O casal discutindo discretamente no metrô. Talvez por causa das finanças. Ou talvez ele queira mais um filho e ela não queira de maneira alguma. A garota toda arrumada na porta do cinema. A senhora sozinha, cheia de compras pesadas no ponto de ônibus. O cara tatuado, que encara o celular, do outro lado da rua. Uma dessas histórias que eu crio na minha cabeça já até virou motivo de texto e vídeo: A menina da mesa ao lado.

Gosto de imaginar o que levou cada pessoa ao lugar em que está. Talvez porque eu goste de ouvir histórias. Por trás de cada rosto, de cada atitude, há uma coleção de acontecimentos que fez aquela pessoa ser quem é. Algumas histórias mais interessantes, outras só os clichês de sempre. Mas todas definem quem cada ser humano se torna, o porquê de seu modo de ser e a maneira como ele encara a vida.

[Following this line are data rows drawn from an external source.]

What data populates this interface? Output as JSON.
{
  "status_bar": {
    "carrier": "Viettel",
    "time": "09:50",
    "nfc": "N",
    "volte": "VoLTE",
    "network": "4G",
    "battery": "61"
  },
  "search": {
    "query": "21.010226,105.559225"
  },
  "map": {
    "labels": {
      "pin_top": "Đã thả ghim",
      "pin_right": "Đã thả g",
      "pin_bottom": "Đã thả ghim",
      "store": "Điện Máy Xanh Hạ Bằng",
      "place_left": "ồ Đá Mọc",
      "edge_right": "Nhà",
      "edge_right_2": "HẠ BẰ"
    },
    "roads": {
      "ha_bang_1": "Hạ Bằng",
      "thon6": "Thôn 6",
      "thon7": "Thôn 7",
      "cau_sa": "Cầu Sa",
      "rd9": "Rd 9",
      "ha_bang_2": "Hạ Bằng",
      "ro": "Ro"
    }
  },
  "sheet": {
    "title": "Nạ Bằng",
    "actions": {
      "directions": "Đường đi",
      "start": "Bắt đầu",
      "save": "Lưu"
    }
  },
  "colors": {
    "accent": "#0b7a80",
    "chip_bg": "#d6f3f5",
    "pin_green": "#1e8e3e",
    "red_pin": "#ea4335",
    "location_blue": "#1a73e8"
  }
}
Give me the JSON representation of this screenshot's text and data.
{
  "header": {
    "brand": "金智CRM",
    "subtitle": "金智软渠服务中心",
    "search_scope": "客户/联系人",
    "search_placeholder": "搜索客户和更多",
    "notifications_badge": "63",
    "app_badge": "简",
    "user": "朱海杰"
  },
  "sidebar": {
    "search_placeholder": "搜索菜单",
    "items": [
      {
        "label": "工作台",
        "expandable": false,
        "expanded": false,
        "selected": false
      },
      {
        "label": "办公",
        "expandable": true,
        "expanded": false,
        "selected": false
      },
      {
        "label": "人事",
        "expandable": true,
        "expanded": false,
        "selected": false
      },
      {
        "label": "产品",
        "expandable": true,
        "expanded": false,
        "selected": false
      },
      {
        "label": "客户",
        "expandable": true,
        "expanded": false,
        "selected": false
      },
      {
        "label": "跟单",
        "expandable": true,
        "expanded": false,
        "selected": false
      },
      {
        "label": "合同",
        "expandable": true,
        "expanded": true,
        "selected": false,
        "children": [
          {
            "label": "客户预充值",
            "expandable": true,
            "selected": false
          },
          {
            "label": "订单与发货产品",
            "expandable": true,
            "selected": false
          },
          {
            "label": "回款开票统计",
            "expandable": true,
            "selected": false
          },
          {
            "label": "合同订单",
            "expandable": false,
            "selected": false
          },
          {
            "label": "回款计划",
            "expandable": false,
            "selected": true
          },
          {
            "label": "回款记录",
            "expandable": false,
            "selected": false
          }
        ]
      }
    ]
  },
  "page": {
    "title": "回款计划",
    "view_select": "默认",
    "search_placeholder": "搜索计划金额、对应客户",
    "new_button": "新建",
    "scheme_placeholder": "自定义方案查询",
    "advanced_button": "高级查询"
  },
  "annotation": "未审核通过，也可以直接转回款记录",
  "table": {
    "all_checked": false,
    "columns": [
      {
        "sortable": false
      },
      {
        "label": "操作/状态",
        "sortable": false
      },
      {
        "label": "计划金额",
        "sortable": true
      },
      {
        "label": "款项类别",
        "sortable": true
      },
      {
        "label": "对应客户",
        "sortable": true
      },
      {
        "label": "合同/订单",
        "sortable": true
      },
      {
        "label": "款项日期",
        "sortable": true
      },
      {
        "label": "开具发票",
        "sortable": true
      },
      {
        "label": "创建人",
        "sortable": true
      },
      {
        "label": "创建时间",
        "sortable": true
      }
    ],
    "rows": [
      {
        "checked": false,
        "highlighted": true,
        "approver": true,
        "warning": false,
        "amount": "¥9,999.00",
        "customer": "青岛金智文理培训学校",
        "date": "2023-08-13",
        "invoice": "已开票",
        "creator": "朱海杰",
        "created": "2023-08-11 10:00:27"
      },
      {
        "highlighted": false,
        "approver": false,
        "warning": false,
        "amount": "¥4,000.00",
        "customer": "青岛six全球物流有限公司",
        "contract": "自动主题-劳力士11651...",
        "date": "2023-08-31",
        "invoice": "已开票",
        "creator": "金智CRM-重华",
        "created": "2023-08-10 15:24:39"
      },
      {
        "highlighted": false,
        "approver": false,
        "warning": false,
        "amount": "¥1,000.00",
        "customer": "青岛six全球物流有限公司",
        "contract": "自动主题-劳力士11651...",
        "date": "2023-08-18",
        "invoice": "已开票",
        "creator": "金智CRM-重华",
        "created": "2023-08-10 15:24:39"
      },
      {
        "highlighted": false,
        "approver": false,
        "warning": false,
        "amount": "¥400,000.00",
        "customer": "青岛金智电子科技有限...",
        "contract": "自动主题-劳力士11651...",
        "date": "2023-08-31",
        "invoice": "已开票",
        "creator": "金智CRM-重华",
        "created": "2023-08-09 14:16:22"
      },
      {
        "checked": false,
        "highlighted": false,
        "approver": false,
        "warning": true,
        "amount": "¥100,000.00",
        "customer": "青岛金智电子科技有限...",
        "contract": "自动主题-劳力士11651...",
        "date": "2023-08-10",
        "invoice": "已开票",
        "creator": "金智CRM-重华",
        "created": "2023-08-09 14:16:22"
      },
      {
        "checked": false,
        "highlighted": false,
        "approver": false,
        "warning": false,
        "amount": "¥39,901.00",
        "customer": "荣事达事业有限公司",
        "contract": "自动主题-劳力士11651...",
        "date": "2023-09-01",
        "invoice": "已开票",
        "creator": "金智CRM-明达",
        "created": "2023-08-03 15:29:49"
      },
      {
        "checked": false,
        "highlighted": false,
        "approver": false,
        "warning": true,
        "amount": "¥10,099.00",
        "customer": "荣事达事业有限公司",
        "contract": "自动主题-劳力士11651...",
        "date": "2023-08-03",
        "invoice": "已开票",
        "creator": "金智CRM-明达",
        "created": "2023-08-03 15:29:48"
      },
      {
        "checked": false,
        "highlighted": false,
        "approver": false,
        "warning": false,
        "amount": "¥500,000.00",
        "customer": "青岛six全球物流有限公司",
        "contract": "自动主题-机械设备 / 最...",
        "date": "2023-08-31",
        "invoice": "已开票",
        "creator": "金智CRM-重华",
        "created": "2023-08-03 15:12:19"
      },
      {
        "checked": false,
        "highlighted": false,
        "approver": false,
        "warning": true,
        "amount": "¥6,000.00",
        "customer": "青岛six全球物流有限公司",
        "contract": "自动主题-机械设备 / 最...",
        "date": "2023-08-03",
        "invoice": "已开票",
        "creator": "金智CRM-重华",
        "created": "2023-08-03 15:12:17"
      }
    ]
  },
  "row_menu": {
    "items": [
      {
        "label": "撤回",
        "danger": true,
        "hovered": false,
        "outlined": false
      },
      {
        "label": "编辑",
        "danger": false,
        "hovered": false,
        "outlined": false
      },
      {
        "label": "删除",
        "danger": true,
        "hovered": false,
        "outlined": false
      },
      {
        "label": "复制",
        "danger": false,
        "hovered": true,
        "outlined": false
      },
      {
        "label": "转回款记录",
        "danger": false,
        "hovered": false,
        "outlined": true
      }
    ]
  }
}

Não dá para dizer que uma mulher aparentemente fria, desconfiada e que não se entrega tenha sido assim a vida inteira. Quem sabe ela já não foi doce e inocente? A vida nos leva a tantos lugares… A verdade é que não se conhece ninguém apenas pela convivência. Todo mundo possui traumas. Não há ninguém que não colecione segredos, mesmo que sejam coisas pequenas.

Nossas memórias constroem a pessoa que seremos. As experiências boas e as ruins se aliam para formar nossa personalidade. E esta, é extremamente mutante. A menina doce, que se entrega aos sentimentos hoje, pode crescer e se tornar uma mulher fria, que vive na defensiva.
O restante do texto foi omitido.